CVE-2024-23689: 
Java vulnerability analysis and mitigation

A sensitive information exposure vulnerability (CVE-2024-23689) affects ClickHouse's clickhouse-r2dbc, clickhouse-jdbc, and clickhouse-client packages versions less than 0.4.6. The vulnerability was discovered and disclosed in early 2024, allowing unauthorized users to gain access to client certificate passwords through client exception logs (MITRE CVE, NVD).

The vulnerability occurs when client certificate authentication is enabled with password protection and 'sslkey' is specified. During the handling of exceptions (such as ClickHouseException or SQLException), the client certificate password is inadvertently exposed in the exception message.
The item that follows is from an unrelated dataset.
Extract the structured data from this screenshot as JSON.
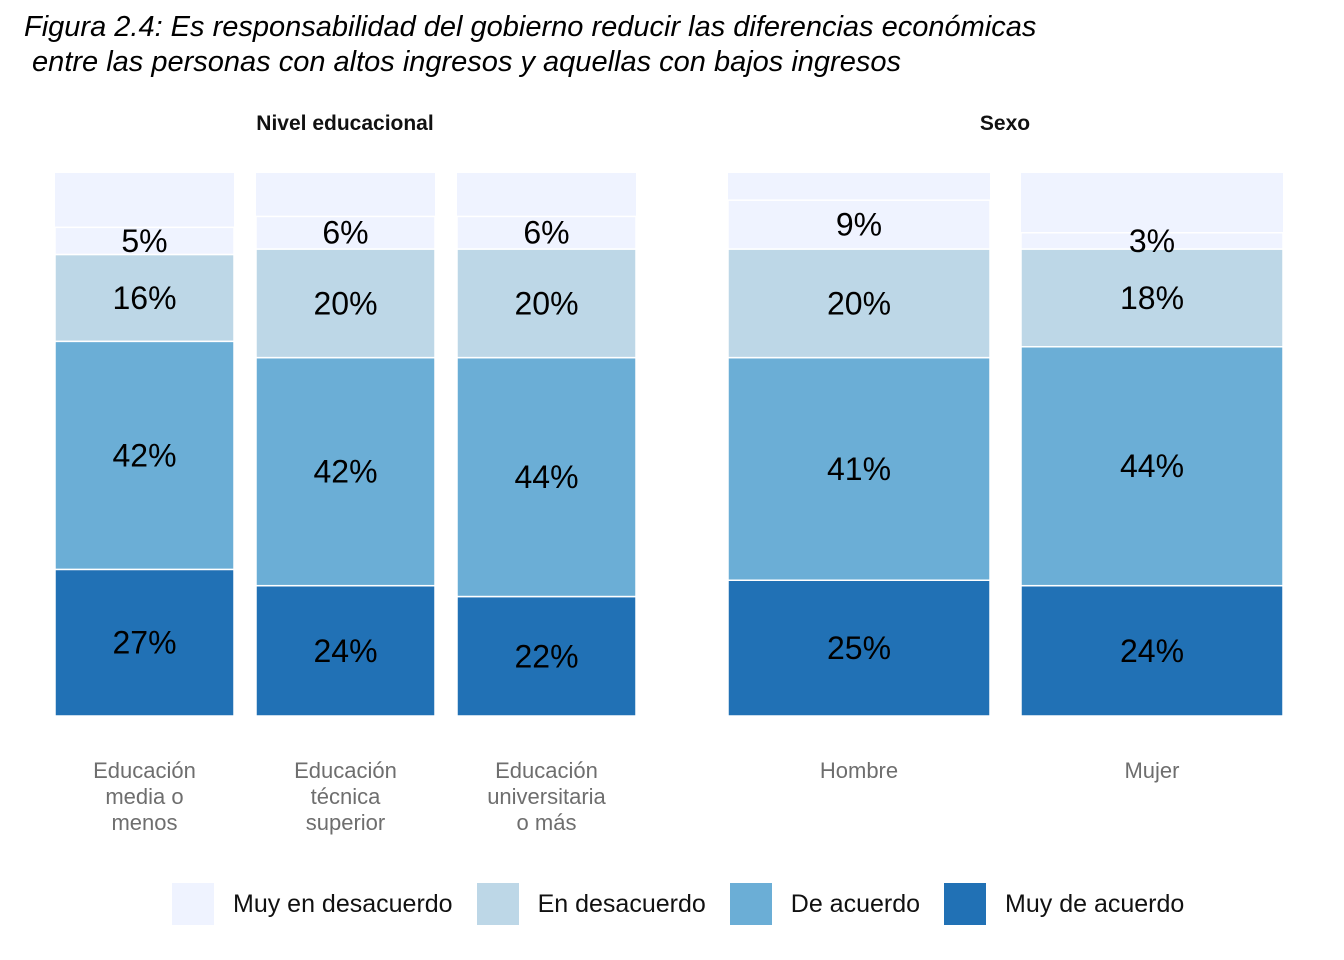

This exposure happens when an exception is thrown during database operations, resulting in the password being included in logged exception messages (GitHub Advisory).

The vulnerability enables attackers with access to client exception error messages or logs to obtain client certificate passwords. This access could potentially lead to unauthorized access to sensitive information, data manipulation, and denial of service attacks. The severity of the impact depends on the specific implementation and usage of the affected systems (GitHub Advisory).

The vulnerability has been patched in version 0.4.6 of the affected packages. Users are strongly recommended to upgrade to this version or later to address the security issue (FortiGuard).